Vigil against Syrian involvement draws more than 200 protesters in Glendale
The Armenian National Committee of America of Glendale held a candlelight vigil in opposition of U.S. military intervention in Syria on Monday, September 9, 2013.
(Courtesy of Armenian National Committee of America, Glendale Chapter)

Candles flickered as more than 200 people gathered at a vigil in Glendale on Monday night to discourage American military strikes in Syria.

The vigil, hosted by the Glendale chapter of the Armenian National Committee of America, and the MLK Coalition of Greater Los Angeles at the Glendale Youth Center, comes as the Obama administration continues to try and convince war-weary citizens and lawmakers to support limited military intervention in a country damaged by civil war.


While President Barack Obama can order military intervention in Syria on his own — which he has said is necessary as Syrian President Bashar Assad has been connected to ordering chemical weapons strikes on his own people — he has asked for congressional approval first.

The Armenian National Committee’s parent organization launched a letter-writing campaign earlier this month, encouraging Armenians across the country to tell their congressional representatives to not support military intervention. At the vigil, representatives passed around iPads so attendees could send letters to lawmakers.


There are an estimated 100,000 Armenians living in Syria, many of whom occupy traditionally Armenian neighborhoods in Aleppo, one of the cities most ravaged by violence.

“We are opposed to military intervention in Syria because it will not save the lives of innocent civilians caught in the crossfire between the supporters of Syria’s ruling faction and armed opponents trying to topple the Syrian president,” said Berdj Karapetian, the ANCA Glendale chapter’s chairman.

The Glendale group’s executive director, Talar Malakian, echoed his sentiments “The reason for the event is to promote peace. We don’t think an escalation and aggression is going to help save lives and bring about peace,” said Malakian. “We believe in humanitarian aid.”

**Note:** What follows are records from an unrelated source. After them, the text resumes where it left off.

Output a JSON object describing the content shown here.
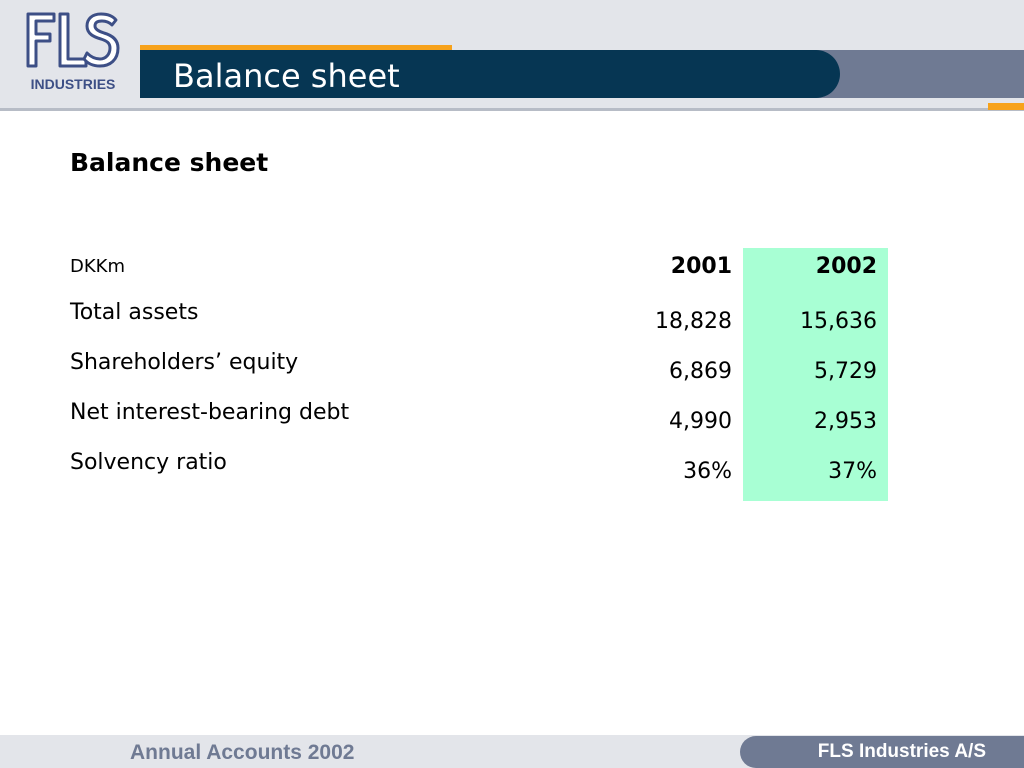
{
  "header": {
    "logo_text": "FLS",
    "logo_subtext": "INDUSTRIES",
    "title": "Balance sheet"
  },
  "main": {
    "section_title": "Balance sheet",
    "unit_label": "DKKm",
    "years": [
      "2001",
      "2002"
    ],
    "rows": [
      {
        "label": "Total assets",
        "values": [
          "18,828",
          "15,636"
        ]
      },
      {
        "label": "Shareholders’ equity",
        "values": [
          "6,869",
          "5,729"
        ]
      },
      {
        "label": "Net interest-bearing debt",
        "values": [
          "4,990",
          "2,953"
        ]
      },
      {
        "label": "Solvency ratio",
        "values": [
          "36%",
          "37%"
        ]
      }
    ],
    "highlight_color": "#a8ffd4"
  },
  "footer": {
    "left_text": "Annual Accounts 2002",
    "right_text": "FLS Industries A/S"
  },
  "colors": {
    "navy": "#063653",
    "orange": "#f7a21b",
    "slate": "#6f7a93",
    "band": "#e3e5ea"
  }
}
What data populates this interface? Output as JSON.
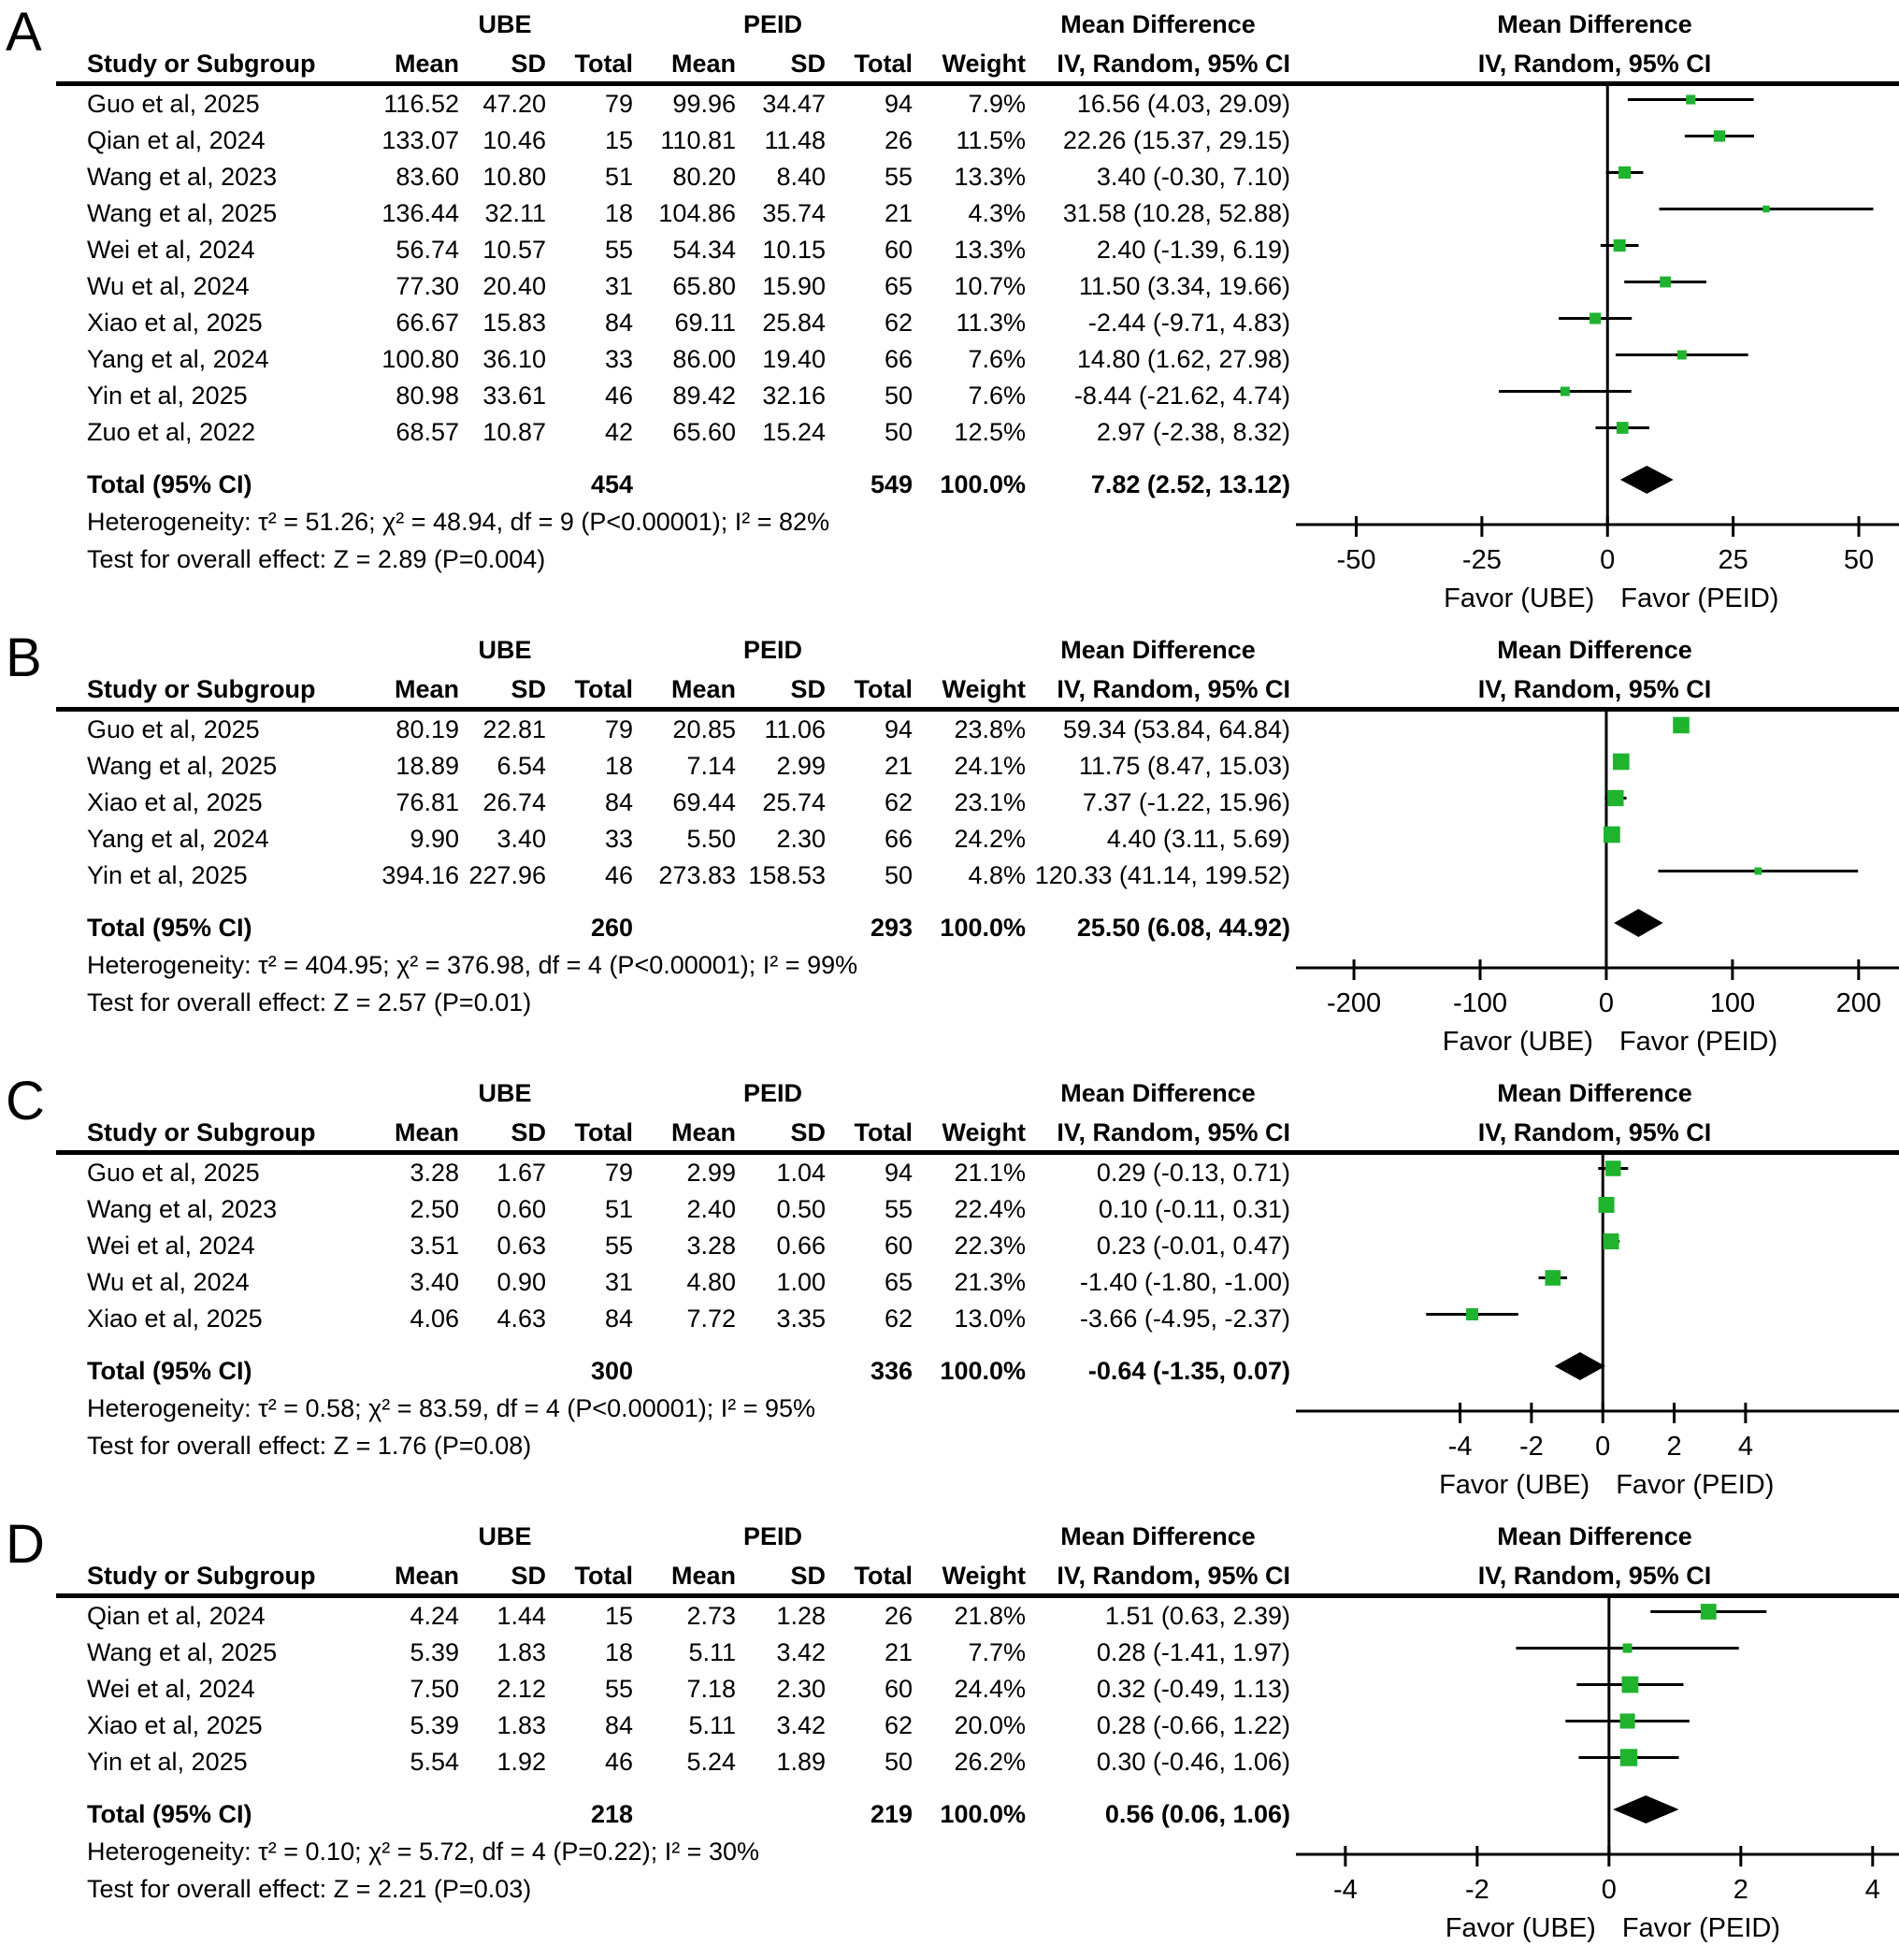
{
  "figure": {
    "marker_color": "#1fb32e",
    "line_color": "#000000",
    "diamond_color": "#000000"
  },
  "chart_data": [
    {
      "type": "scatter",
      "subtype": "forest-plot",
      "panel": "A",
      "group1": "UBE",
      "group2": "PEID",
      "effect_header": "Mean Difference",
      "method_header": "IV, Random, 95% CI",
      "headers": {
        "study": "Study or Subgroup",
        "mean": "Mean",
        "sd": "SD",
        "total": "Total",
        "weight": "Weight"
      },
      "studies": [
        {
          "study": "Guo et al, 2025",
          "ube": {
            "mean": "116.52",
            "sd": "47.20",
            "total": "79"
          },
          "peid": {
            "mean": "99.96",
            "sd": "34.47",
            "total": "94"
          },
          "weight": "7.9%",
          "md": 16.56,
          "ci_low": 4.03,
          "ci_high": 29.09,
          "md_text": "16.56 (4.03, 29.09)"
        },
        {
          "study": "Qian et al, 2024",
          "ube": {
            "mean": "133.07",
            "sd": "10.46",
            "total": "15"
          },
          "peid": {
            "mean": "110.81",
            "sd": "11.48",
            "total": "26"
          },
          "weight": "11.5%",
          "md": 22.26,
          "ci_low": 15.37,
          "ci_high": 29.15,
          "md_text": "22.26 (15.37, 29.15)"
        },
        {
          "study": "Wang et al, 2023",
          "ube": {
            "mean": "83.60",
            "sd": "10.80",
            "total": "51"
          },
          "peid": {
            "mean": "80.20",
            "sd": "8.40",
            "total": "55"
          },
          "weight": "13.3%",
          "md": 3.4,
          "ci_low": -0.3,
          "ci_high": 7.1,
          "md_text": "3.40 (-0.30, 7.10)"
        },
        {
          "study": "Wang et al, 2025",
          "ube": {
            "mean": "136.44",
            "sd": "32.11",
            "total": "18"
          },
          "peid": {
            "mean": "104.86",
            "sd": "35.74",
            "total": "21"
          },
          "weight": "4.3%",
          "md": 31.58,
          "ci_low": 10.28,
          "ci_high": 52.88,
          "md_text": "31.58 (10.28, 52.88)"
        },
        {
          "study": "Wei et al, 2024",
          "ube": {
            "mean": "56.74",
            "sd": "10.57",
            "total": "55"
          },
          "peid": {
            "mean": "54.34",
            "sd": "10.15",
            "total": "60"
          },
          "weight": "13.3%",
          "md": 2.4,
          "ci_low": -1.39,
          "ci_high": 6.19,
          "md_text": "2.40 (-1.39, 6.19)"
        },
        {
          "study": "Wu et al, 2024",
          "ube": {
            "mean": "77.30",
            "sd": "20.40",
            "total": "31"
          },
          "peid": {
            "mean": "65.80",
            "sd": "15.90",
            "total": "65"
          },
          "weight": "10.7%",
          "md": 11.5,
          "ci_low": 3.34,
          "ci_high": 19.66,
          "md_text": "11.50 (3.34, 19.66)"
        },
        {
          "study": "Xiao et al, 2025",
          "ube": {
            "mean": "66.67",
            "sd": "15.83",
            "total": "84"
          },
          "peid": {
            "mean": "69.11",
            "sd": "25.84",
            "total": "62"
          },
          "weight": "11.3%",
          "md": -2.44,
          "ci_low": -9.71,
          "ci_high": 4.83,
          "md_text": "-2.44 (-9.71, 4.83)"
        },
        {
          "study": "Yang et al, 2024",
          "ube": {
            "mean": "100.80",
            "sd": "36.10",
            "total": "33"
          },
          "peid": {
            "mean": "86.00",
            "sd": "19.40",
            "total": "66"
          },
          "weight": "7.6%",
          "md": 14.8,
          "ci_low": 1.62,
          "ci_high": 27.98,
          "md_text": "14.80 (1.62, 27.98)"
        },
        {
          "study": "Yin et al, 2025",
          "ube": {
            "mean": "80.98",
            "sd": "33.61",
            "total": "46"
          },
          "peid": {
            "mean": "89.42",
            "sd": "32.16",
            "total": "50"
          },
          "weight": "7.6%",
          "md": -8.44,
          "ci_low": -21.62,
          "ci_high": 4.74,
          "md_text": "-8.44 (-21.62, 4.74)"
        },
        {
          "study": "Zuo et al, 2022",
          "ube": {
            "mean": "68.57",
            "sd": "10.87",
            "total": "42"
          },
          "peid": {
            "mean": "65.60",
            "sd": "15.24",
            "total": "50"
          },
          "weight": "12.5%",
          "md": 2.97,
          "ci_low": -2.38,
          "ci_high": 8.32,
          "md_text": "2.97 (-2.38, 8.32)"
        }
      ],
      "total": {
        "label": "Total (95% CI)",
        "ube_total": "454",
        "peid_total": "549",
        "weight": "100.0%",
        "md": 7.82,
        "ci_low": 2.52,
        "ci_high": 13.12,
        "md_text": "7.82 (2.52, 13.12)"
      },
      "heterogeneity": "Heterogeneity: τ² = 51.26; χ² = 48.94, df = 9 (P<0.00001); I² = 82%",
      "overall_effect": "Test for overall effect: Z = 2.89 (P=0.004)",
      "axis": {
        "min": -62,
        "max": 58,
        "ticks": [
          -50,
          -25,
          0,
          25,
          50
        ]
      },
      "favor_left": "Favor (UBE)",
      "favor_right": "Favor (PEID)"
    },
    {
      "type": "scatter",
      "subtype": "forest-plot",
      "panel": "B",
      "group1": "UBE",
      "group2": "PEID",
      "effect_header": "Mean Difference",
      "method_header": "IV, Random, 95% CI",
      "headers": {
        "study": "Study or Subgroup",
        "mean": "Mean",
        "sd": "SD",
        "total": "Total",
        "weight": "Weight"
      },
      "studies": [
        {
          "study": "Guo et al, 2025",
          "ube": {
            "mean": "80.19",
            "sd": "22.81",
            "total": "79"
          },
          "peid": {
            "mean": "20.85",
            "sd": "11.06",
            "total": "94"
          },
          "weight": "23.8%",
          "md": 59.34,
          "ci_low": 53.84,
          "ci_high": 64.84,
          "md_text": "59.34 (53.84, 64.84)"
        },
        {
          "study": "Wang et al, 2025",
          "ube": {
            "mean": "18.89",
            "sd": "6.54",
            "total": "18"
          },
          "peid": {
            "mean": "7.14",
            "sd": "2.99",
            "total": "21"
          },
          "weight": "24.1%",
          "md": 11.75,
          "ci_low": 8.47,
          "ci_high": 15.03,
          "md_text": "11.75 (8.47, 15.03)"
        },
        {
          "study": "Xiao et al, 2025",
          "ube": {
            "mean": "76.81",
            "sd": "26.74",
            "total": "84"
          },
          "peid": {
            "mean": "69.44",
            "sd": "25.74",
            "total": "62"
          },
          "weight": "23.1%",
          "md": 7.37,
          "ci_low": -1.22,
          "ci_high": 15.96,
          "md_text": "7.37 (-1.22, 15.96)"
        },
        {
          "study": "Yang et al, 2024",
          "ube": {
            "mean": "9.90",
            "sd": "3.40",
            "total": "33"
          },
          "peid": {
            "mean": "5.50",
            "sd": "2.30",
            "total": "66"
          },
          "weight": "24.2%",
          "md": 4.4,
          "ci_low": 3.11,
          "ci_high": 5.69,
          "md_text": "4.40 (3.11, 5.69)"
        },
        {
          "study": "Yin et al, 2025",
          "ube": {
            "mean": "394.16",
            "sd": "227.96",
            "total": "46"
          },
          "peid": {
            "mean": "273.83",
            "sd": "158.53",
            "total": "50"
          },
          "weight": "4.8%",
          "md": 120.33,
          "ci_low": 41.14,
          "ci_high": 199.52,
          "md_text": "120.33 (41.14, 199.52)"
        }
      ],
      "total": {
        "label": "Total (95% CI)",
        "ube_total": "260",
        "peid_total": "293",
        "weight": "100.0%",
        "md": 25.5,
        "ci_low": 6.08,
        "ci_high": 44.92,
        "md_text": "25.50 (6.08, 44.92)"
      },
      "heterogeneity": "Heterogeneity: τ² = 404.95; χ² = 376.98, df = 4 (P<0.00001); I² = 99%",
      "overall_effect": "Test for overall effect: Z = 2.57 (P=0.01)",
      "axis": {
        "min": -246,
        "max": 232,
        "ticks": [
          -200,
          -100,
          0,
          100,
          200
        ]
      },
      "favor_left": "Favor (UBE)",
      "favor_right": "Favor (PEID)"
    },
    {
      "type": "scatter",
      "subtype": "forest-plot",
      "panel": "C",
      "group1": "UBE",
      "group2": "PEID",
      "effect_header": "Mean Difference",
      "method_header": "IV, Random, 95% CI",
      "headers": {
        "study": "Study or Subgroup",
        "mean": "Mean",
        "sd": "SD",
        "total": "Total",
        "weight": "Weight"
      },
      "studies": [
        {
          "study": "Guo et al, 2025",
          "ube": {
            "mean": "3.28",
            "sd": "1.67",
            "total": "79"
          },
          "peid": {
            "mean": "2.99",
            "sd": "1.04",
            "total": "94"
          },
          "weight": "21.1%",
          "md": 0.29,
          "ci_low": -0.13,
          "ci_high": 0.71,
          "md_text": "0.29 (-0.13, 0.71)"
        },
        {
          "study": "Wang et al, 2023",
          "ube": {
            "mean": "2.50",
            "sd": "0.60",
            "total": "51"
          },
          "peid": {
            "mean": "2.40",
            "sd": "0.50",
            "total": "55"
          },
          "weight": "22.4%",
          "md": 0.1,
          "ci_low": -0.11,
          "ci_high": 0.31,
          "md_text": "0.10 (-0.11, 0.31)"
        },
        {
          "study": "Wei et al, 2024",
          "ube": {
            "mean": "3.51",
            "sd": "0.63",
            "total": "55"
          },
          "peid": {
            "mean": "3.28",
            "sd": "0.66",
            "total": "60"
          },
          "weight": "22.3%",
          "md": 0.23,
          "ci_low": -0.01,
          "ci_high": 0.47,
          "md_text": "0.23 (-0.01, 0.47)"
        },
        {
          "study": "Wu et al, 2024",
          "ube": {
            "mean": "3.40",
            "sd": "0.90",
            "total": "31"
          },
          "peid": {
            "mean": "4.80",
            "sd": "1.00",
            "total": "65"
          },
          "weight": "21.3%",
          "md": -1.4,
          "ci_low": -1.8,
          "ci_high": -1.0,
          "md_text": "-1.40 (-1.80, -1.00)"
        },
        {
          "study": "Xiao et al, 2025",
          "ube": {
            "mean": "4.06",
            "sd": "4.63",
            "total": "84"
          },
          "peid": {
            "mean": "7.72",
            "sd": "3.35",
            "total": "62"
          },
          "weight": "13.0%",
          "md": -3.66,
          "ci_low": -4.95,
          "ci_high": -2.37,
          "md_text": "-3.66 (-4.95, -2.37)"
        }
      ],
      "total": {
        "label": "Total (95% CI)",
        "ube_total": "300",
        "peid_total": "336",
        "weight": "100.0%",
        "md": -0.64,
        "ci_low": -1.35,
        "ci_high": 0.07,
        "md_text": "-0.64 (-1.35, 0.07)"
      },
      "heterogeneity": "Heterogeneity: τ² = 0.58; χ² = 83.59, df = 4 (P<0.00001); I² = 95%",
      "overall_effect": "Test for overall effect: Z = 1.76 (P=0.08)",
      "axis": {
        "min": -8.6,
        "max": 8.3,
        "ticks": [
          -4,
          -2,
          0,
          2,
          4
        ]
      },
      "favor_left": "Favor (UBE)",
      "favor_right": "Favor (PEID)"
    },
    {
      "type": "scatter",
      "subtype": "forest-plot",
      "panel": "D",
      "group1": "UBE",
      "group2": "PEID",
      "effect_header": "Mean Difference",
      "method_header": "IV, Random, 95% CI",
      "headers": {
        "study": "Study or Subgroup",
        "mean": "Mean",
        "sd": "SD",
        "total": "Total",
        "weight": "Weight"
      },
      "studies": [
        {
          "study": "Qian et al, 2024",
          "ube": {
            "mean": "4.24",
            "sd": "1.44",
            "total": "15"
          },
          "peid": {
            "mean": "2.73",
            "sd": "1.28",
            "total": "26"
          },
          "weight": "21.8%",
          "md": 1.51,
          "ci_low": 0.63,
          "ci_high": 2.39,
          "md_text": "1.51 (0.63, 2.39)"
        },
        {
          "study": "Wang et al, 2025",
          "ube": {
            "mean": "5.39",
            "sd": "1.83",
            "total": "18"
          },
          "peid": {
            "mean": "5.11",
            "sd": "3.42",
            "total": "21"
          },
          "weight": "7.7%",
          "md": 0.28,
          "ci_low": -1.41,
          "ci_high": 1.97,
          "md_text": "0.28 (-1.41, 1.97)"
        },
        {
          "study": "Wei et al, 2024",
          "ube": {
            "mean": "7.50",
            "sd": "2.12",
            "total": "55"
          },
          "peid": {
            "mean": "7.18",
            "sd": "2.30",
            "total": "60"
          },
          "weight": "24.4%",
          "md": 0.32,
          "ci_low": -0.49,
          "ci_high": 1.13,
          "md_text": "0.32 (-0.49, 1.13)"
        },
        {
          "study": "Xiao et al, 2025",
          "ube": {
            "mean": "5.39",
            "sd": "1.83",
            "total": "84"
          },
          "peid": {
            "mean": "5.11",
            "sd": "3.42",
            "total": "62"
          },
          "weight": "20.0%",
          "md": 0.28,
          "ci_low": -0.66,
          "ci_high": 1.22,
          "md_text": "0.28 (-0.66, 1.22)"
        },
        {
          "study": "Yin et al, 2025",
          "ube": {
            "mean": "5.54",
            "sd": "1.92",
            "total": "46"
          },
          "peid": {
            "mean": "5.24",
            "sd": "1.89",
            "total": "50"
          },
          "weight": "26.2%",
          "md": 0.3,
          "ci_low": -0.46,
          "ci_high": 1.06,
          "md_text": "0.30 (-0.46, 1.06)"
        }
      ],
      "total": {
        "label": "Total (95% CI)",
        "ube_total": "218",
        "peid_total": "219",
        "weight": "100.0%",
        "md": 0.56,
        "ci_low": 0.06,
        "ci_high": 1.06,
        "md_text": "0.56 (0.06, 1.06)"
      },
      "heterogeneity": "Heterogeneity: τ² = 0.10; χ² = 5.72, df = 4 (P=0.22); I² = 30%",
      "overall_effect": "Test for overall effect: Z = 2.21 (P=0.03)",
      "axis": {
        "min": -4.75,
        "max": 4.4,
        "ticks": [
          -4,
          -2,
          0,
          2,
          4
        ]
      },
      "favor_left": "Favor (UBE)",
      "favor_right": "Favor (PEID)"
    }
  ]
}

Armenian organizations have sent millions of dollars to support Armenians in Syria, who suffer from lack of food and economic viability. Local fundraising organizations, including the Syrian Armenian Relief Fund and the Armenian Relief Society of Western USA, have also spoken out against military intervention.


Obama has said that while he is not considering a boot-on-the-ground approach in Syria like American involvement in Iraq and Afghanistan, he believes strikes that are narrow in scope are necessary.

The vigil was part of a nationwide “Day of Action” organized by progressive activist groups.